In the past several months there have been more and more fractures in the carefully maintained facades of the RIAA and EU’s democratic openness. They have also been the formative months of Nicholas Negroponte’s dream of putting inexpensive notebooks in the hands of the most disenfranchiased youth in the world, a dream that will be realized in a few short weeks. I want to quickly elaborate on the first two ‘bombs’, and then quickly comment on Negroponte’s dream.
Reznor Serves His Walking Papers
Trent Reznor is a brilliant salesperson. Over the course of his last album he used some incredible guerrilla marketing to generate (more or less) free advertising for his album . . . only to have the RIAA threaten to sue his fans!
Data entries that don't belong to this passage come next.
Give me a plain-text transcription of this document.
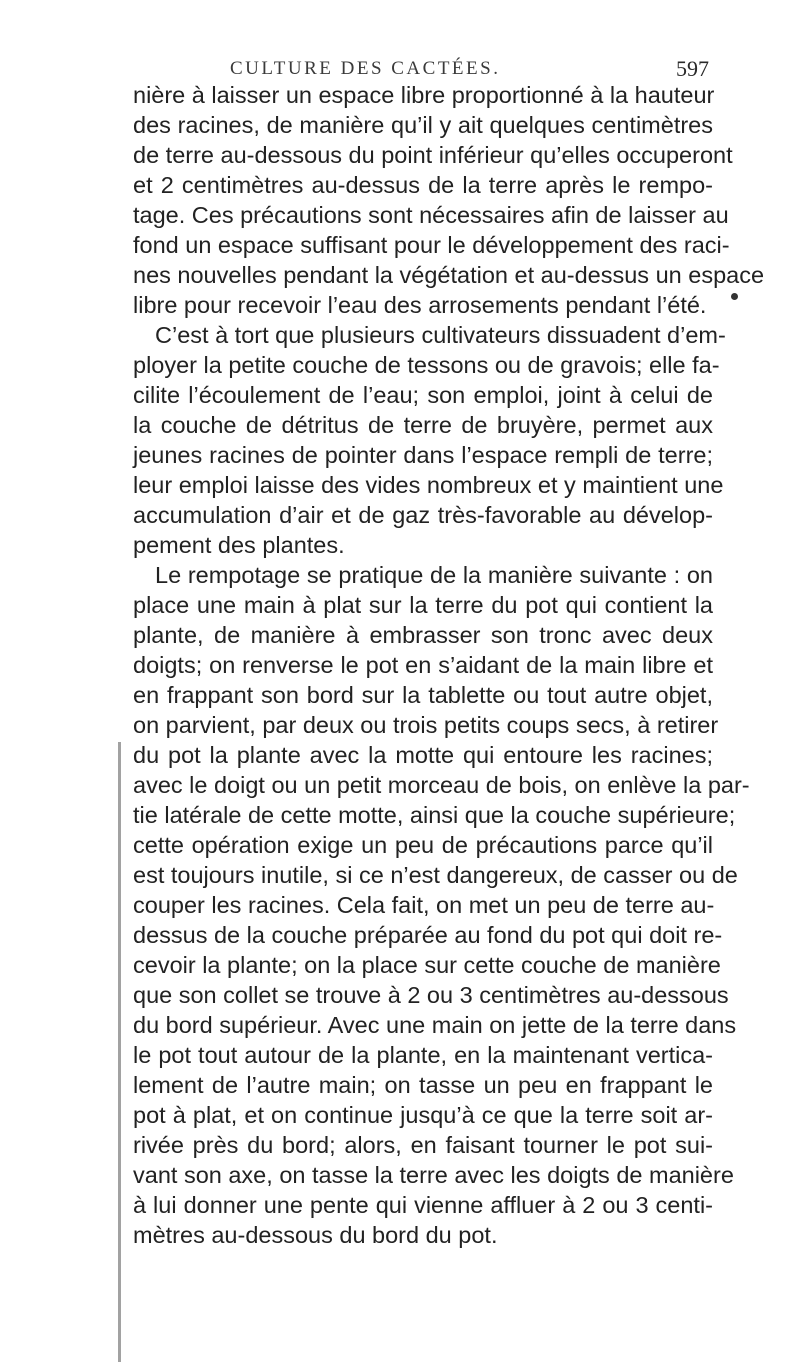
CULTURE DES CACTÉES.	597
nière à laisser un espace libre proportionné à la hauteur
des racines, de manière qu’il y ait quelques centimètres
de terre au-dessous du point inférieur qu’elles occuperont
et 2 centimètres au-dessus de la terre après le rempo-
tage. Ces précautions sont nécessaires afin de laisser au
fond un espace suffisant pour le développement des raci-
nes nouvelles pendant la végétation et au-dessus un espace
libre pour recevoir l’eau des arrosements pendant l’été.
C’est à tort que plusieurs cultivateurs dissuadent d’em-
ployer la petite couche de tessons ou de gravois; elle fa-
cilite l’écoulement de l’eau; son emploi, joint à celui de
la couche de détritus de terre de bruyère, permet aux
jeunes racines de pointer dans l’espace rempli de terre;
leur emploi laisse des vides nombreux et y maintient une
accumulation d’air et de gaz très-favorable au dévelop-
pement des plantes.
Le rempotage se pratique de la manière suivante : on
place une main à plat sur la terre du pot qui contient la
plante, de manière à embrasser son tronc avec deux
doigts; on renverse le pot en s’aidant de la main libre et
en frappant son bord sur la tablette ou tout autre objet,
on parvient, par deux ou trois petits coups secs, à retirer
du pot la plante avec la motte qui entoure les racines;
avec le doigt ou un petit morceau de bois, on enlève la par-
tie latérale de cette motte, ainsi que la couche supérieure;
cette opération exige un peu de précautions parce qu’il
est toujours inutile, si ce n’est dangereux, de casser ou de
couper les racines. Cela fait, on met un peu de terre au-
dessus de la couche préparée au fond du pot qui doit re-
cevoir la plante; on la place sur cette couche de manière
que son collet se trouve à 2 ou 3 centimètres au-dessous
du bord supérieur. Avec une main on jette de la terre dans
le pot tout autour de la plante, en la maintenant vertica-
lement de l’autre main; on tasse un peu en frappant le
pot à plat, et on continue jusqu’à ce que la terre soit ar-
rivée près du bord; alors, en faisant tourner le pot sui-
vant son axe, on tasse la terre avec les doigts de manière
à lui donner une pente qui vienne affluer à 2 ou 3 centi-
mètres au-dessous du bord du pot.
Reznor has been incredibly critical of the record labels for some time, but now he’s free of them! On the Nine Inch Nails’ website he has written;
Hello everyone. I’ve waited a LONG time to be able to make the
following announcement: as of right now Nine Inch Nails is a totally
free agent, free of any recording contract with any label. I have
been under recording contracts for 18 years and have watched the
business radically mutate from one thing to something inherently very
different and it gives me great pleasure to be able to finally have a
direct relationship with the audience as I see fit and appropriate.
Look for some announcements in the near future regarding 2008.
Exciting times, indeed.
NIN, along with Radiohead, are expected to release their music directly from their websites, skipping the middlemen, and directly addressing their fans. This is a stark blow for the RIAA and other yester-decade industry giants who are desperately clamouring for a total re-envisioning of what copyright is so that their industry can remain vibrant despite the significant changes in technology. NIN’s leaving a label, and prominently and actively berating the music industry, is without a doubt a bomb on the doorsteps of the recording industry. Only time will tell if it has any real effect.
The EU and Online Speech
I’m a big fan of the EU on the whole. I spend a lot of time writing about its very positive effects, and the real challenges that it may be able to overcome as the world’s first legitimated supranational organization. That said, I don’t know exactly what to think of their proposal to ban their citizens from using the Internet to distribute bomb-making instructions.
This proposal is, of course, being made under the auspice of preventing the dissemination of information that terrorists could use to spawn terror, but I think that it (like many such proposals) misses that terrorism thrives, in part, by striking against the civil freedoms people have. Terrorists succeed when they cause such terror that citizens are willing to restructure their basic law based on fear instead of the democratic principles that were needed to found and subsequently preserve the nation-state.
I, along with most people (I think), would be happy if bomb-making instructions weren’t readily available to bad people, but I fear that censoring information is neither effective in limiting terrorist attacks, nor is such censoring necessarily in line with EU nations’ democratic values of free speech.
Negroponte’s Dream
Nicholas Negroponte is the visionary behind the One Laptop Per Child program, a program that aims to put a notebook in the hands/laps of children all over the world in the hopes that it will:
- Reduce the costs of textbooks/make them available;
- Disseminate computer skills throughout the developing world so that future generations can compete in knowledge-based economies rather than being left out of the ‘new’ economy;
- Allow for communications between children and adults that, until now, has not been possible as a result of technical, economic, and environmental challenges.
These laptops will be in production as of November and will soon be in the hands of children all over the world. The New York Times has produced an excellent review of the laptops, and praises Negroponte’s project – I’d highly recommend that you take a look at it if you want some decent balanced information about the project and the notebooks themselves.